Fala-nos sobre o grupo a que pertences.

SB Music é basicamente um grupo de amigos que por acaso começaram a fazer música por diversão. Com o tempo, alguns perceberam que a música não era a área em que queriam investir. Nem todos tínhamos os mesmos sonhos e objetivos. Eu sempre tive a mesma ideia, que é trabalhar para que um dia possa viver da música. Alguns dos meus amigos ainda cantam por diversão.

Atualmente, apenas eu e o Young B é que somos artistas da SB Music. O resto está dividido em diferentes áreas para elevarmos a nossa imagem como possível label, mas acima de tudo a minha como Yilly Ruel. Então temos pessoas a trabalharem na área de marketing, área financeira e um agente. Somos 10 membros no grupo (sete rapazes e três raparigas).

Qual a influência que os rappers de Angola têm na tua música ?

Por acaso demorei algum tempo até encontrar artistas com quem me identifica-se. O primeiro artista que vou mencionar nem sequer é rapper.

Anselmo Ralph é um artista que me influenciou porque as letras dele são simples mas ao mesmo tempo tocam na alma. Com tempo, ouvi o Dji Tafinha e me identifiquei completamente. Considero-o um dos artistas mais completos que o nosso mercado tem, pela sua música e a forma independente com que ele trabalha. Prodígio é o terceiro e acho que para além das punchlines que ele tem, a agressividade e emoção em cada barra que ele lança me cativam. Ele é sem duvida um dos melhores da nossa geração.

Com quem gostarias de trabalhar?

O primeiro seria o Dji Tafinha por eu ser um grande apreciador da sua arte. Outros artistas inclui Prodígio, T-Rex e Toty Sa’med. Acho que só o facto de poder ter uma conversa com esses artistas já seria bom porque eu gostaria de saber como eles são e pensam sobre a sua arte antes de criar qualquer música.


O que podemos esperar do Yilly Ruel para o resto do ano de 2020?

A playlist do Velocidade Cruzeiro ainda vai continuar, então podem estar atentos para mais música e videoclipes até ao final do ano.

Quais são as tuas projeções para o futuro, ou não pensas nisso ?

Bem, eu penso em continuar a trabalhar na minha arte. Eu quero investir naquilo que é a minha carreira em Angola e futuramente expandir a minha música para o resto de África, tal como África do Sul, Zimbabué, Nigéria entre outros países de língua inglesa. Por compor também em inglês acho que haverá facilidade nesse sentido.


Falar sobre vendedores ambulantes é bastante interessante, o que motivou a agarrar neste assunto ?

Eu acho que os nossos vendedores são grandes batalhadores.

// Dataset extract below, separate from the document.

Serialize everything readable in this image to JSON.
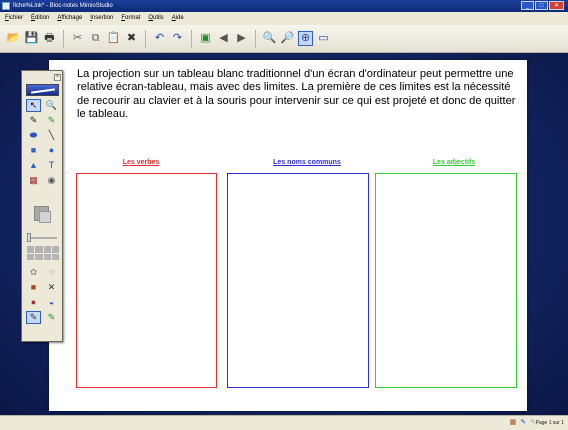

Eles acordam cedo para trabalhar para ver conseguir algo para alimentar as suas famílias. Eles fazem parte da nossa cultura a muitos anos e a comunidade so tem crescido, acho que é um fator que o governo Angolano deve analisar e saber onde se beneficiar desse fenômeno ou o que fazer para estabilizá-lo. Eu canto sobre isso porque essa é a vida em Angola, tu não sais de casa sem ver um zungueiro ou uma zungueira. Tu vês zungueiros nas noticias perdendo a vida, tu vês eles as serem impedidos de trabalhar e não tem como não mencionar sobre isso nos sons por ser a minha realidade.